Note that systems running wasted spark will have 2 ignition events per cycle, so ignition timing figures shown on the strobe light should be halved.

The Spark Sync option may be used to apply a ‘global’ fixed adjustment (trim) to the ignition timing, so that the timing mark may align with a desired advance value.

Note

VR sensors and coils may introduce a small fixed timing drift, which can be compensated for with the Pickup comp option. This is a temporal adjustment rather than being related to angle (Spark Sync). If you notice that the ignition advance is changing with RPM then it may be compensated with this option.

For engines that must run at very high RPMs or have many teeth on the crank wheel, the T1 Delay Time +3/16 Tooth option may be used to account for the processing time of the ECU.
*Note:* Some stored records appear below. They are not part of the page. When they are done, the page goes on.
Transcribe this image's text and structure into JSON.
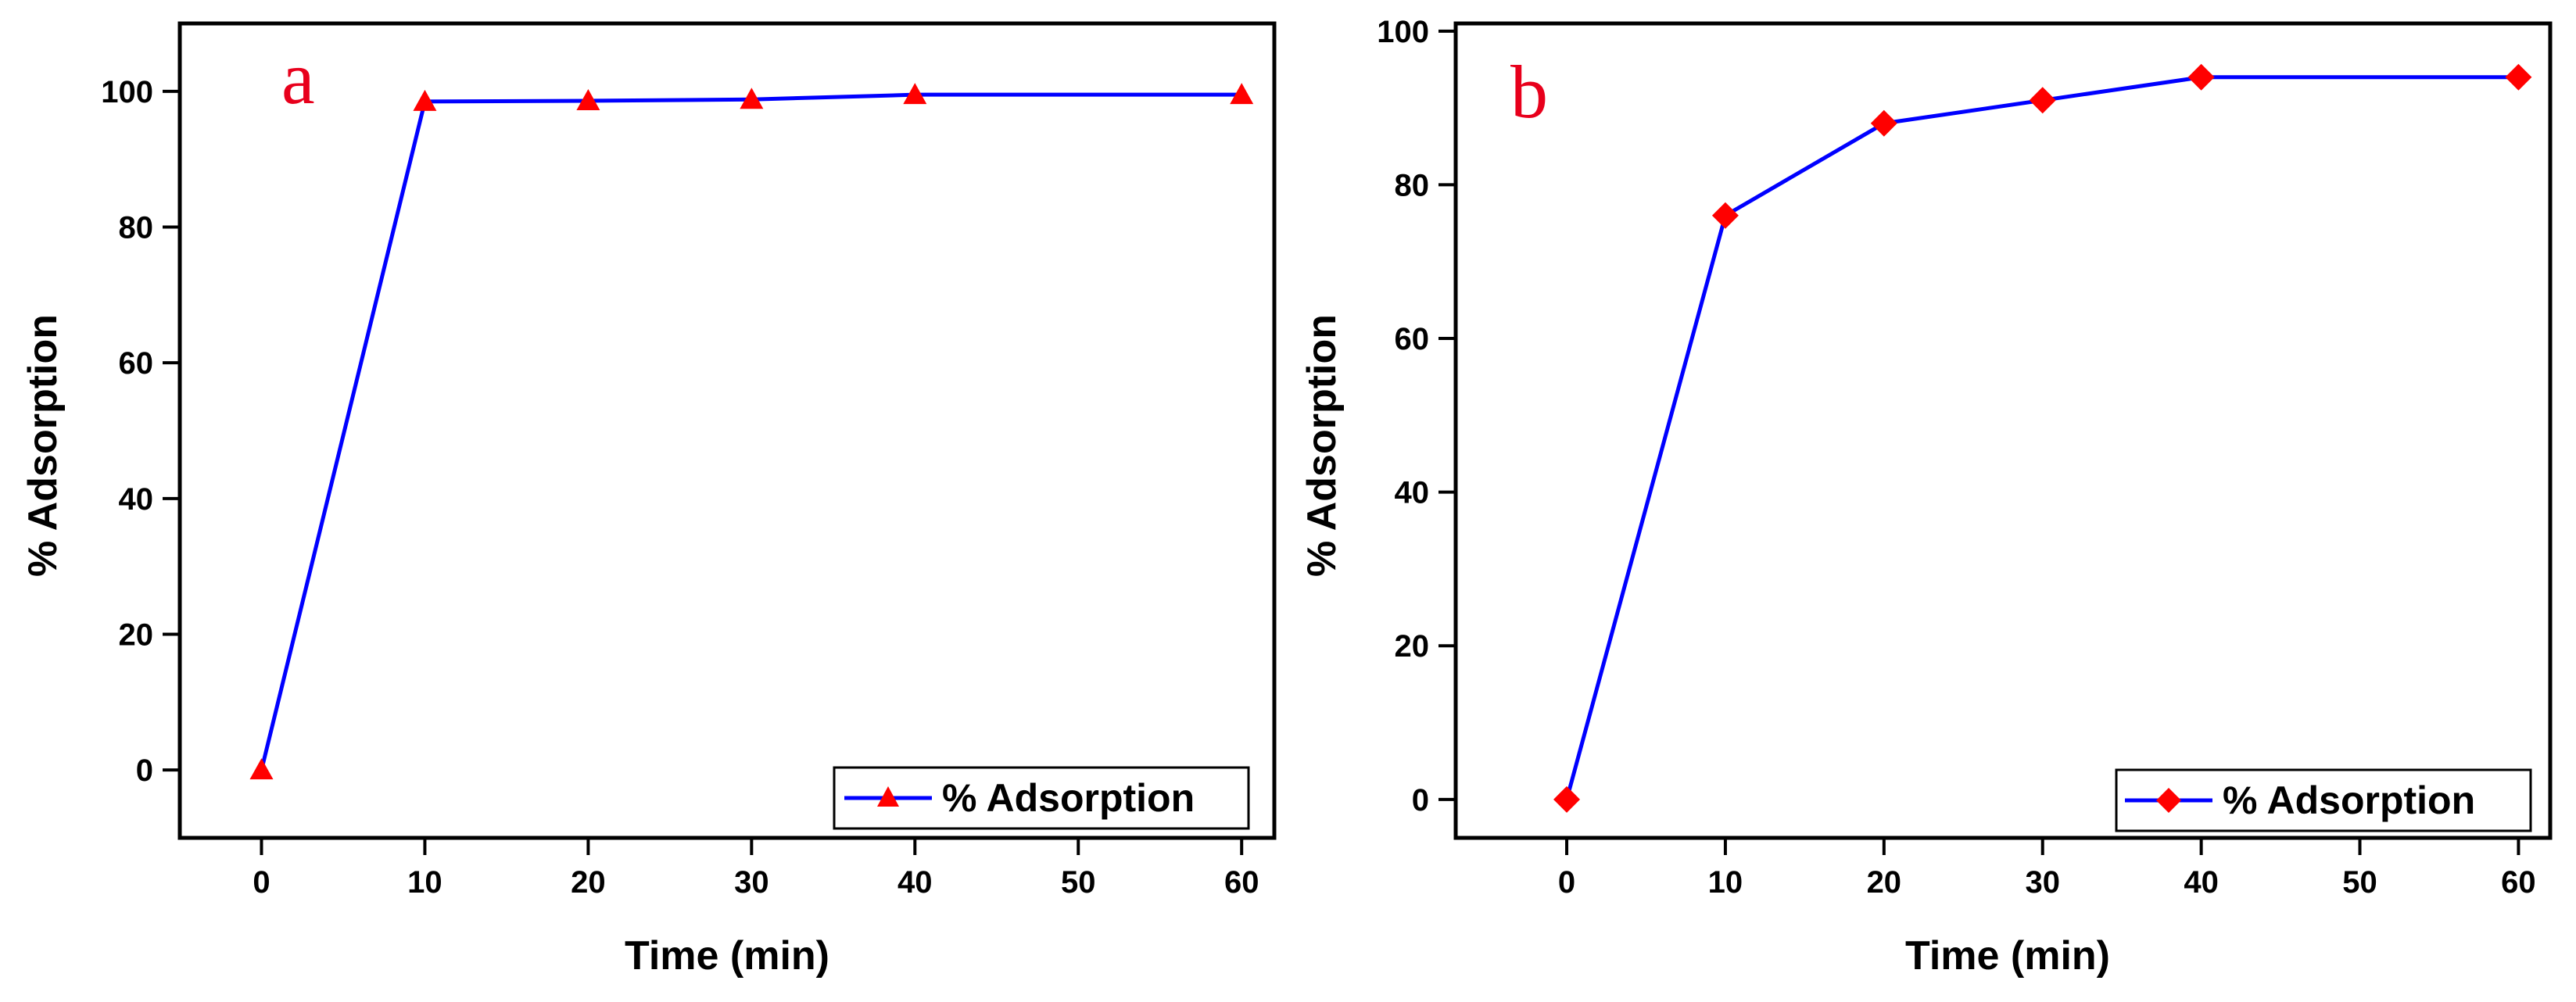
{
  "colors": {
    "line": "#0000ff",
    "marker": "#ff0000",
    "axis": "#000000",
    "panel_label": "#e8001c"
  },
  "chart_data": [
    {
      "type": "line",
      "panel_label": "a",
      "marker": "triangle",
      "xlabel": "Time (min)",
      "ylabel": "% Adsorption",
      "xlim": [
        -5,
        62
      ],
      "ylim": [
        -10,
        110
      ],
      "xticks": [
        0,
        10,
        20,
        30,
        40,
        50,
        60
      ],
      "yticks": [
        0,
        20,
        40,
        60,
        80,
        100
      ],
      "legend": {
        "label": "% Adsorption",
        "position": "bottom-right"
      },
      "series": [
        {
          "name": "% Adsorption",
          "x": [
            0,
            10,
            20,
            30,
            40,
            60
          ],
          "y": [
            0,
            98.5,
            98.6,
            98.8,
            99.5,
            99.5
          ]
        }
      ]
    },
    {
      "type": "line",
      "panel_label": "b",
      "marker": "diamond",
      "xlabel": "Time (min)",
      "ylabel": "% Adsorption",
      "xlim": [
        -7,
        62
      ],
      "ylim": [
        -5,
        101
      ],
      "xticks": [
        0,
        10,
        20,
        30,
        40,
        50,
        60
      ],
      "yticks": [
        0,
        20,
        40,
        60,
        80,
        100
      ],
      "legend": {
        "label": "% Adsorption",
        "position": "bottom-right"
      },
      "series": [
        {
          "name": "% Adsorption",
          "x": [
            0,
            10,
            20,
            30,
            40,
            60
          ],
          "y": [
            0,
            76,
            88,
            91,
            94,
            94
          ]
        }
      ]
    }
  ]
}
These options will affect all timing calibrations so should be configured early in the calibration process.

Options / Channels

Option / Channel	Description
T1 Delay Time +3/16 Tooth	Account for processing time when a tooth interrupt occurs. For high tooth rate / high RPM, setting this option changes the worst case processing window from 1/16th of a tooth to 1/4 of a tooth.
Ignition Fixed (Writable)	If set to ON, replaces any ignition advance compensations with fixed value from the Ignition Fixed option. Since this is a writeable channel, it will be reset to OFF following a reset of the ECU. This can be useful if calibrating / confirming timing using a strobe, where compensations have already been configured.
Ignition Fixed	Fixed ignition advance value to use when Ignition Fixed is ON.
Spark Sync	Trim / ‘Reference Point’ value for ignition timing. Based value to which advance / retard adjustments are added, to give
Fuel Sync	Not relevant to ignition timing but similar to Spark Sync for adjusting injection timing.
Spark 1 Total	The final ignition timing angle for the 1st ignition driver circuit.
Spark 2 Total	The final ignition timing angle for the 2nd ignition driver circuit.
Spark 3 Total	The final ignition timing angle for the 3rd ignition driver circuit.
Spark 4 Total	The final ignition timing angle for the 4th ignition driver circuit.
Spark 5 Total	The final ignition timing angle for the 5th ignition driver circuit.
Spark 6 Total	The final ignition timing angle for the 6th ignition driver circuit.
Spark 7 Total	The final ignition timing angle for the 7th ignition driver circuit.
Spark 8 Total	The final ignition timing angle for the 8th ignition driver circuit.
TILMTPT	Indicates ignition cutting pattern due to rev limiting (0 == OFF).